Multi-Process TurboGears deployments
Cliff Wells wrote a blog posting a while back about load balancing a TG 1 app using nginx. This deployment senario has worked out really well for me.
Apache is everywhere, but nginx is much less memo2ry and CPU intensiveparticularly under very high loads.
I think both Mod-WSGI and nginx deployment scenarios are both vitally important to the future of TurboGears (for different reasons) and we ought to have good recipes for both on the TurboGears Docs wiki, but that’s a blog post for another day.
There was a bit of confusing FUD about TurboGears out there on the mailing lists last week. The author of this FUD once again seems to have gotten confused, and was telling people that TurboGears multi-threaded deployment model was inherently limiting as opposed to a single-threaded multi-process server model.
Here’s my basic response: Just because you can have more than one thread per process doesn’t mean you can’t also have more than one process.. And that’s exactly what high-volume turbogears sites do they run multiple instances behind a load-balancing proxy server.

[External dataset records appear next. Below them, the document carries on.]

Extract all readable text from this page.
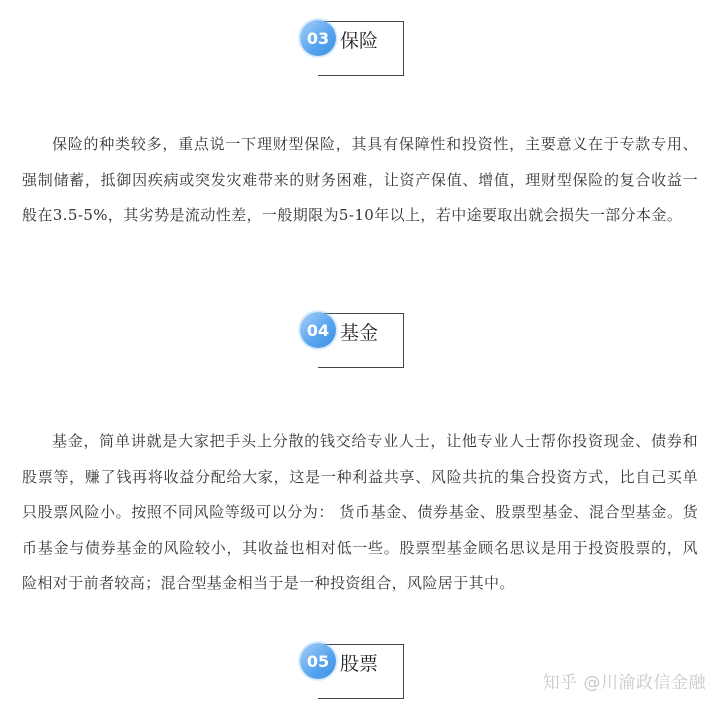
03 保险

保险的种类较多，重点说一下理财型保险，其具有保障性和投资性，主要意义在于专款专用、强制储蓄，抵御因疾病或突发灾难带来的财务困难，让资产保值、增值，理财型保险的复合收益一般在3.5-5%，其劣势是流动性差，一般期限为5-10年以上，若中途要取出就会损失一部分本金。

04 基金

基金，简单讲就是大家把手头上分散的钱交给专业人士，让他专业人士帮你投资现金、债券和股票等，赚了钱再将收益分配给大家，这是一种利益共享、风险共抗的集合投资方式，比自己买单只股票风险小。按照不同风险等级可以分为： 货币基金、债券基金、股票型基金、混合型基金。货币基金与债券基金的风险较小，其收益也相对低一些。股票型基金顾名思议是用于投资股票的，风险相对于前者较高；混合型基金相当于是一种投资组合，风险居于其中。

05 股票
知乎 @川渝政信金融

In general threads are hard to to get right, but in the context of a web server with a thread-per-request model, things aren’t actually that hard. And threads are nice because they don’t block the whole process during network or database IO, and they take up a lot less memory than a new process. So, if you have 50 processes with 20 threads each you can handle 1000 concurrent requests with a lot less memory than if you ran a separate process for each of those 1000 requests.
As for how many processes to use on your production server, that all depends on your app, but I have noticed a pattern in several in several different load tests on several different TurboGears apps, written by several different clients. In general about 4 processes per CPU seems to be the sweet spot.
But the nice thing is that the CherryPy web server is fast enough that a lot of sites just don’t need to run multiple processes to handle their traffic.
Hi Mark,
Thanks for your blog post. I am not sure I understand why you would need several processes on each CPU (unless it is a multi core cpu). I would naively expect that the optimal setting is about one process (with multiple threads) per core. Why is this not the case?
Best regards,
Jesper
Jesper,
I don’t know the exact reason why either. And it could be specific to the applications I happened to test, all I can say is that 4 processes per processor worked out best for us.
Perhaps 1 process with 40 threads would have worked just as well, as a recent test showed 50 threads and 1 process per processor working well on a TG2 app that I was testing — and I don’t think we spent much time playing with the cherrypy thread-count in those earlier tests.